How to bottle feed your baby
Not sure how to get started with bottle feeding? Here's what you need to know.
Getting started with bottle feeding
So you're ready to give that first bottle feed: you've made up the bottle, you've tested the temperature of the milk and you have a muslin cloth to hand. What next?
First, you might like to put a bib on your baby, to catch any dribbles. You may also want to do a nappy change; otherwise, you can wait for this until after the feed.
Seat yourself comfortably and cuddle up to your little one. Slide the teat into his or her mouth, keeping the bottle tipped at an angle so there is always milk in the teat (this keeps your baby from swallowing air). Now you can enjoy the closeness of this special time.
How often to feed your baby
As with breastfeeding, it’s best to bottle feed your baby on demand at first. If you pay close attention to your baby's behaviour, you'll start to notice the early signs of hunger, like turning toward your breast with an open mouth and making sucking motions. This may happen every couple of hours or so at first, sometimes more often, sometimes less. Over time, your baby will begin to develop a routine, and the gaps between feeds will gradually lengthen.

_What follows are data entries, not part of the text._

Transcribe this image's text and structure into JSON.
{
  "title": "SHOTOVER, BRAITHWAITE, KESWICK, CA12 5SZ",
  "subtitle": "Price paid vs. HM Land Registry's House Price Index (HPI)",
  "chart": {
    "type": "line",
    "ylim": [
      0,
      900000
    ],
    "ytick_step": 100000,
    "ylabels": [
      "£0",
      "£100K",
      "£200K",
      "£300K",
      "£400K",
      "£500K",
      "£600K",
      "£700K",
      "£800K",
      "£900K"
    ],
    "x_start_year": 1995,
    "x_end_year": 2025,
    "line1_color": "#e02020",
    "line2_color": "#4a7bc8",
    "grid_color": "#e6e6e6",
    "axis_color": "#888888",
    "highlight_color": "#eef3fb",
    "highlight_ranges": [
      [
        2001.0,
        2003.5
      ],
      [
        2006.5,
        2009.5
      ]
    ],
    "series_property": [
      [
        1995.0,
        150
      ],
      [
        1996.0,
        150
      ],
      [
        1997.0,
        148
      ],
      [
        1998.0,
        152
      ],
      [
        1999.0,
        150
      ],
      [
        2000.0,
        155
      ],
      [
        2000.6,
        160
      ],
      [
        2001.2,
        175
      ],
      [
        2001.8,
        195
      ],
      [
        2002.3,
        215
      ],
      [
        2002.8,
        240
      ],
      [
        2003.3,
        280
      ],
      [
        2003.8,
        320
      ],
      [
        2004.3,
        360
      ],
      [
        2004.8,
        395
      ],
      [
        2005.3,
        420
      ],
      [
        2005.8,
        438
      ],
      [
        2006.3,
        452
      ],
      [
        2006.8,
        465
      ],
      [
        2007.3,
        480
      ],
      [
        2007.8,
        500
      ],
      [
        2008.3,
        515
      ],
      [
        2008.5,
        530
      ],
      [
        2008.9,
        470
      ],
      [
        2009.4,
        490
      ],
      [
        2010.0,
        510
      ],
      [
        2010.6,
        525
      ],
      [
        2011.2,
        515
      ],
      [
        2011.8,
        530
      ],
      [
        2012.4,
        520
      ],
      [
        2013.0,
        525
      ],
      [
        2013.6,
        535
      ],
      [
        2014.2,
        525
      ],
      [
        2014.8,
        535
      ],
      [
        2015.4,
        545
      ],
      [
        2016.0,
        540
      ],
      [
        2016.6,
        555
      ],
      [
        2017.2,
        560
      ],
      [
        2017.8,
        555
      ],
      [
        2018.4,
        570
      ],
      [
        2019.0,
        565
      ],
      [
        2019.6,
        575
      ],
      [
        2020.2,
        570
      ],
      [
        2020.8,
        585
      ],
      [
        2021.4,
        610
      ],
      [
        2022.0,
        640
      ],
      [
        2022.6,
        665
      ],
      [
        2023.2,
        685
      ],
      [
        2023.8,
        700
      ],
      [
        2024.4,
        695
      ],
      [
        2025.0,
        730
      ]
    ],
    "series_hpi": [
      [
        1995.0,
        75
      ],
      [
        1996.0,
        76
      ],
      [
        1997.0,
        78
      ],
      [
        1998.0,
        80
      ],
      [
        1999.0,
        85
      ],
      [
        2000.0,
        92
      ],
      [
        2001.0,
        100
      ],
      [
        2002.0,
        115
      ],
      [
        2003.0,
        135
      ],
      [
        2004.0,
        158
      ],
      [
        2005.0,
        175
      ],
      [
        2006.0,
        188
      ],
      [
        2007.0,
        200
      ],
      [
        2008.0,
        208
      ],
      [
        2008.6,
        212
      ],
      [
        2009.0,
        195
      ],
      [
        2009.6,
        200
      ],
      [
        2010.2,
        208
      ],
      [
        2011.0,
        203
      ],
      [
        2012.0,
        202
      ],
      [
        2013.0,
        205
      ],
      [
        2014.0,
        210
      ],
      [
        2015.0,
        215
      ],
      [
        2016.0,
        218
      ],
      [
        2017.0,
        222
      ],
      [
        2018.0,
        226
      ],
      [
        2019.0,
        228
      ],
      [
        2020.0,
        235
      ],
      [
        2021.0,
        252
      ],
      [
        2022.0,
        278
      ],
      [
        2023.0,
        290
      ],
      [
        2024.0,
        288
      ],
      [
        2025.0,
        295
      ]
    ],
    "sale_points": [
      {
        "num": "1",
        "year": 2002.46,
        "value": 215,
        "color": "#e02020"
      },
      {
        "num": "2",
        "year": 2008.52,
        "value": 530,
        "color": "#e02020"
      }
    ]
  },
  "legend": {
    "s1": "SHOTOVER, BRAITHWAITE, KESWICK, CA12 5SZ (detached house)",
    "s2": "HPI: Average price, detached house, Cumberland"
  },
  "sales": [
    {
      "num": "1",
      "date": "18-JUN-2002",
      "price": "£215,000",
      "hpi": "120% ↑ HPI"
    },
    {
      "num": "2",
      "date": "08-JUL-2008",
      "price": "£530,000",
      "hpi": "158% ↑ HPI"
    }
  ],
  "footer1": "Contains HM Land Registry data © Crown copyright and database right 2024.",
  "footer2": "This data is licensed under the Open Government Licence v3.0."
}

It’s often suggested that bottle fed babies sleep through the night sooner. This could be because infant formula takes longer to digest, so babies may go longer between feeds.
How much to feed your baby
You’ll find a feeding guide on the side of your formula pack, but bear in mind that these tables are just a guide; you may find that your baby needs more or less than the suggested amount. Every baby is different. Sometimes they have days when they’re extra hungry (often linked with a growth spurt), and at other times their appetite may be smaller.
While you're feeding your baby, keep an eye out for signs of fullness; slowing down or resting for a while between bouts of sucking will indicate that little tummy is just about full up.
If you are at all concerned about how much to feed your baby, ask your health visitor or GP for advice.
Is your baby getting enough?
If your little one is feeding well, gaining weight, producing at least six wet nappies a day and seems generally contented, then it’s very likely they’re getting enough milk. For added peace of mind, you can go to your local baby clinic for weigh-ins; your health visitor will plot your baby's growth on development charts in your child's health record book.
Things to look out for:
Babies who are bottle fed can get thirsty at times, especially if the weather is very hot. If you think this is the case, try offering some cooled boiled water. (Babies who are breastfed do not need any extra water.)
Bottle-fed babies can also experience bouts of constipation. If your baby has less than three bowel movements a week, or seems uncomfortable while doing a poo, ask your health visitor for advice.
Babies usually need to be winded during and/or after a feed; how much depends on your baby. Some are quite ‘windy', some bring up a little (or a lot!) of milk when they burp, some babies are often a bit sick after a feed and others rarely bring anything up. It can be a bit messy when your baby brings up wind, so it’s best to have a bib or muslin in place!
To help your baby to bring up wind, you can:
- Put the baby upright against your shoulder. Gently patting or rubbing their back in this position can also help.
- With one hand spread over baby's chest and tummy and supporting their chin, gently sit the baby forward on your lap, with your other hand supporting their back.